Comme le montre le début de son discours, ce procès est rentré dans la mémoire du peuple juif. Cet événement représente un acte fondateur pour que les générations n’ayant pas connu la Shoah comprennent l’ampleur de ce massacre et s’empare de cette mémoire pour construire l’avenir de leur pays. Ce discours très bien formulé est touchant et participe à la théâtralisation du procès. Sa tonalité à la fois pathétique et tragique a pour fonction de toucher les juges mais aussi l’opinion publique divisée face au jugement d’Eichmann. Le monde pendant ses huit mois a eu les yeux braqués sur Jérusalem. Organiser le procès D’Eichmann en Israël est pour le gouvernement Ben Gourion un moyen d’assurer son avenir en jugeant un criminel qui a joué un rôle central dans l’extermination des juifs. Cette justice internationale porte un regard sur le passé des juifs pour permettre aux survivants de se libérer du poids de la culpabilité et ainsi d’avoir la possibilité de se tourner vers l’avenir. Ben Gourion a considéré ce procès comme « le Nuremberg du peuple juif».

  • Ouverture du discours de Gideon Hausner

« Juges d’Israël, à l’heure où je me lève devant vous pour introduire l’acte d’accusation, je ne suis pas seul. A mes côtés, en cette heure, en ce lieu, se lèvent 6 millions d’accusateurs. Mais ils ne sauraient se dresser sur leurs pieds, ni montrer d’un doigt vengeur l’homme assis dans sa cellule de verre, ils ne sauraient crier « J’accuse. » Car leurs cendres furent entassées dans les collines d’Auschwitz, dispersées dans les champs de Treblinka, emportées par les rivières de Pologne ; leurs tombes sont éparpillées le long des chemins de l’Europe. Leur sang crie, mais on ne peut entendre leur voix. Je prendrai donc la parole en leur nom et j’ouvrirai la plus inouïe des accusations. »

  • Citation du film

« Assis comme un spectre, pas féroce, être médiocre, pas effrayant » Hannah Arendt

Il utilise aussi du jargon administratif.

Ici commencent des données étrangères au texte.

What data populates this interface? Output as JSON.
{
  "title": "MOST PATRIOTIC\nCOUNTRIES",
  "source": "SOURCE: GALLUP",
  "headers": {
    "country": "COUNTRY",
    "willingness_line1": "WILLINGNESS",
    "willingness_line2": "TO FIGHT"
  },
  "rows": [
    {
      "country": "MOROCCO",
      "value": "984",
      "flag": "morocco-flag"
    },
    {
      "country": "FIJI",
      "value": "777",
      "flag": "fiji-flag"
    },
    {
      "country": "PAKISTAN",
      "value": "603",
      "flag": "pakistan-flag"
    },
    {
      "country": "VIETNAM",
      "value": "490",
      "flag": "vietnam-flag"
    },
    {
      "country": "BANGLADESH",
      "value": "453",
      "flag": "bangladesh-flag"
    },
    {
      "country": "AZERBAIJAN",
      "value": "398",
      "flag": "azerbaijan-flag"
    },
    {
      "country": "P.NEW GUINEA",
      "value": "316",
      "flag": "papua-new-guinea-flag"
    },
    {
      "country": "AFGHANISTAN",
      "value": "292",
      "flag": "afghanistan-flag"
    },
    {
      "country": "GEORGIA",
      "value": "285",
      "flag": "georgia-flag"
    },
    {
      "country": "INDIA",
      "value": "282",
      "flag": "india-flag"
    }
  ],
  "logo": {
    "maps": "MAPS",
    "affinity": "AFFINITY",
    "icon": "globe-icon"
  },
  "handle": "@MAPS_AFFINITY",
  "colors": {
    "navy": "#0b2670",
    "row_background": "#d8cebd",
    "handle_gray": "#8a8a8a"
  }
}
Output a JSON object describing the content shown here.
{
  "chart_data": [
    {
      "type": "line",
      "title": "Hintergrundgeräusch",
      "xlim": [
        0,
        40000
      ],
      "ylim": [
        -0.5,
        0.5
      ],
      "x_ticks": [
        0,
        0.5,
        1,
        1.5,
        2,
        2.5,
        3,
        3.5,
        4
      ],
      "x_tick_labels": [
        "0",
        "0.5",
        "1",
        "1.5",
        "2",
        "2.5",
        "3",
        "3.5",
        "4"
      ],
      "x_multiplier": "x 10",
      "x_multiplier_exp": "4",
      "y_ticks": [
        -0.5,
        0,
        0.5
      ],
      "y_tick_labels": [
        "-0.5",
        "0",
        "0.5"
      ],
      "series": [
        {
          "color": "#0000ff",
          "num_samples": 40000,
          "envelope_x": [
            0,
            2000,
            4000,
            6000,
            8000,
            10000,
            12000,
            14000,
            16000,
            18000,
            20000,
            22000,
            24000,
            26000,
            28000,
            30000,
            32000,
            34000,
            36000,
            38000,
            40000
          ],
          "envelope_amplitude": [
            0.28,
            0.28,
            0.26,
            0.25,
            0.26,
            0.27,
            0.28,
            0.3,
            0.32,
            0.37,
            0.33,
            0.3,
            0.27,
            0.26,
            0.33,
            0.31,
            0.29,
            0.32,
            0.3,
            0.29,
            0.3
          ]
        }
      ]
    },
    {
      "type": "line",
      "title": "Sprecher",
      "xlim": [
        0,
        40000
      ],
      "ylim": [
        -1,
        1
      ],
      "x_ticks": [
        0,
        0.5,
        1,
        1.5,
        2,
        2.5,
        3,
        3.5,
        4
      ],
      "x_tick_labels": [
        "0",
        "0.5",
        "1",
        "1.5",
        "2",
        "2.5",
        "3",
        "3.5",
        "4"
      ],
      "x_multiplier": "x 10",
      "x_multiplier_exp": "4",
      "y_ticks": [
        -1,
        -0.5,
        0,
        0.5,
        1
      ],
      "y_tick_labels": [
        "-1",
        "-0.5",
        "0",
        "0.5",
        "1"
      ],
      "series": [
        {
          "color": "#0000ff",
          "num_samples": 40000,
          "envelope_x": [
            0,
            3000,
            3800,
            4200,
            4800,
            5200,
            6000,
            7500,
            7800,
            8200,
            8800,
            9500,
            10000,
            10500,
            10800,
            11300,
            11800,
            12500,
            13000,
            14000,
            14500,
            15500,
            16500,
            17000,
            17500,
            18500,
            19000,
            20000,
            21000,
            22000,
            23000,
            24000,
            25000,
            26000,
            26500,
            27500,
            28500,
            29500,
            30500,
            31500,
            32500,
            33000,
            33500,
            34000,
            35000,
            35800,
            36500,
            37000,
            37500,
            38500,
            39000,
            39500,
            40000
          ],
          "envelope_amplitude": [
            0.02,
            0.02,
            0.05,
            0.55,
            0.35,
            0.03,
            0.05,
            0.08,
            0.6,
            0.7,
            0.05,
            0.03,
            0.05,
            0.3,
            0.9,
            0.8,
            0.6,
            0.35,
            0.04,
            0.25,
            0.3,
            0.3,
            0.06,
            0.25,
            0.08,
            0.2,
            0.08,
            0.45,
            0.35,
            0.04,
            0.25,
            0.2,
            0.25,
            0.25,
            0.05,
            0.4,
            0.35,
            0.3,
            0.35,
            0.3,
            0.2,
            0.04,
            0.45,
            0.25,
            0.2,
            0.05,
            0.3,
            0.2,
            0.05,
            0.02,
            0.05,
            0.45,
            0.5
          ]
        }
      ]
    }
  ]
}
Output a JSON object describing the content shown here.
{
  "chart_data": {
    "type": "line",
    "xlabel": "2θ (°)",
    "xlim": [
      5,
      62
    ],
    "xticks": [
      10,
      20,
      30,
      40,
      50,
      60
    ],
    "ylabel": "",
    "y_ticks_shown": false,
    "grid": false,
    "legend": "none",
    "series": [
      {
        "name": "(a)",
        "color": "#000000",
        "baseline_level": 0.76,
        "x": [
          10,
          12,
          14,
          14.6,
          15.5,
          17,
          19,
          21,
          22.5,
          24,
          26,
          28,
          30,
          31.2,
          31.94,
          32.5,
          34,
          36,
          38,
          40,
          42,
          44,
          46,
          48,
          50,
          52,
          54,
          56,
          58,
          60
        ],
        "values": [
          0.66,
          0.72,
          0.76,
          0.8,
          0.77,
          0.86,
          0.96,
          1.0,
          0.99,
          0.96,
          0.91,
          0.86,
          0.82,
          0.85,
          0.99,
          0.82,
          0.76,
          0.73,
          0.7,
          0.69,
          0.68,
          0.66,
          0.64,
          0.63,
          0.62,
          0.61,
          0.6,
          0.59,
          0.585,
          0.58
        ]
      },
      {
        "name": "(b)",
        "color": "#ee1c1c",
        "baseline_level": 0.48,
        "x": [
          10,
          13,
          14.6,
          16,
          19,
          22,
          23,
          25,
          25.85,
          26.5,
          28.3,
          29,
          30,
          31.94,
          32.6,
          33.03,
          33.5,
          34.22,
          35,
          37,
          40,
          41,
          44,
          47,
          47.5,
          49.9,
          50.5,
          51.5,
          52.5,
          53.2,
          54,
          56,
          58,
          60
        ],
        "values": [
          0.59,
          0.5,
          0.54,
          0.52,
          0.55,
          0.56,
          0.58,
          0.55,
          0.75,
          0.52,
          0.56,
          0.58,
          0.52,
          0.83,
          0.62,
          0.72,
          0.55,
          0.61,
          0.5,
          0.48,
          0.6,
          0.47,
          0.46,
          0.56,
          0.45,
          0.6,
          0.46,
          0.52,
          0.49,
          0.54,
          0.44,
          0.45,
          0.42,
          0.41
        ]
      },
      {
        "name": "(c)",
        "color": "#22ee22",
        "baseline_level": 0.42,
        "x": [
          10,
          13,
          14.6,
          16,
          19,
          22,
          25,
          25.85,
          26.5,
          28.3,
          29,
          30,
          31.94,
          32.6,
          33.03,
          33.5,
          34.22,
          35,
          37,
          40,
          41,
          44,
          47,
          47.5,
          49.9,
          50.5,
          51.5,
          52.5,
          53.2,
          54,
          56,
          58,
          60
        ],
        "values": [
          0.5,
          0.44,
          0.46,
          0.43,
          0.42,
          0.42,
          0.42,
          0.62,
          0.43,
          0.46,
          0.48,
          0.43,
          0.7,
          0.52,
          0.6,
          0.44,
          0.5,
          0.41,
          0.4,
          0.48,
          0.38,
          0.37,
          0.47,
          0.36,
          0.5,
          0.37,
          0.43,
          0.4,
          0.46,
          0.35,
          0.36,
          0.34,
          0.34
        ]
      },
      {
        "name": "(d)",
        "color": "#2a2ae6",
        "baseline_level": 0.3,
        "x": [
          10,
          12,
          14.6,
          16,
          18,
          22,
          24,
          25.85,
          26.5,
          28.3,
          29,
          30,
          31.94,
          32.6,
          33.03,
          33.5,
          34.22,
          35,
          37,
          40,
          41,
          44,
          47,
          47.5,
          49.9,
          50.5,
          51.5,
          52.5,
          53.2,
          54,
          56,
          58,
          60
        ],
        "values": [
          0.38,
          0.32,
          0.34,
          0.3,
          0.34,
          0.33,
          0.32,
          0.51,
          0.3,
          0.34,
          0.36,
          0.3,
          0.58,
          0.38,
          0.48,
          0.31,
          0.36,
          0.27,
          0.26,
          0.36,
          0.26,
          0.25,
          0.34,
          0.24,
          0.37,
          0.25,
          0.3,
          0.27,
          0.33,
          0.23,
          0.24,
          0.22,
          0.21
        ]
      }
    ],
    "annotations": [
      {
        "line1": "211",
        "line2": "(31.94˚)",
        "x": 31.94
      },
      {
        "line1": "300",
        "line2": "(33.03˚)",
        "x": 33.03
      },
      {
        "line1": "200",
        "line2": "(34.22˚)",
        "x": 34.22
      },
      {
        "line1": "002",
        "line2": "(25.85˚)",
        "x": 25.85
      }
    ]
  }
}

« le sang est un jus tout à fait singulier »

Hannah Arendt voit comme un animal féroce dans une cage en verre (les témoins sont protégés de leurs bourreaux)

« C’est justifié mais injuste une peine n’est qu’une apparence de justice » Heinrich Blümer mari d’Hannah Arendt à propos du procès d’Eichmann

«Il aurait été plus judicieux de ne pas de le condamner à mort » Hannah Arendt par rapport à la peine infligée à Adolf Eichmann

Le mal a avoir avec le fait de rendre les gens inutiles

Ils sont beaucoup à être comme lui c’est un individu atrocement normal » Hannah Arendt

« ma loyauté est de mon honneur » Eichmann

« Les ordres du Fürher représentait une loi pour lui » Hannah Arendt Eichmann se considérait comme un serviteur dévoué. Il a plaidé non coupable. Le mal est toujours extrême mais pas radical

« la peine n’est jamais à la mesure du crime commis » Hannah Arendt

« il est juste dans l’incapacité de penser » Hannah Arendt

«  Nous pensons pace que nous sommes des êtres pensants » Martin Heidegger

« vas en enfer sale pute » insulte reçue par Hannah Arendt lors de la publication de ses articles dans le New Yorker et de son livre.

Elle qui s’est battue toute sa vie contre les totalitarismes et a été fortement atteinte par la critique. Certains lui reprochent de faire le jeu des nazis et beaucoup l’ont même taxé d’antisémite. Elle a aussi reçu des menaces de mort.

Barbara Sukowa incarne fidèlement Hannah Arendt et nous plonge dans cette page d’Histoire qui fait encore débat aujourd’hui.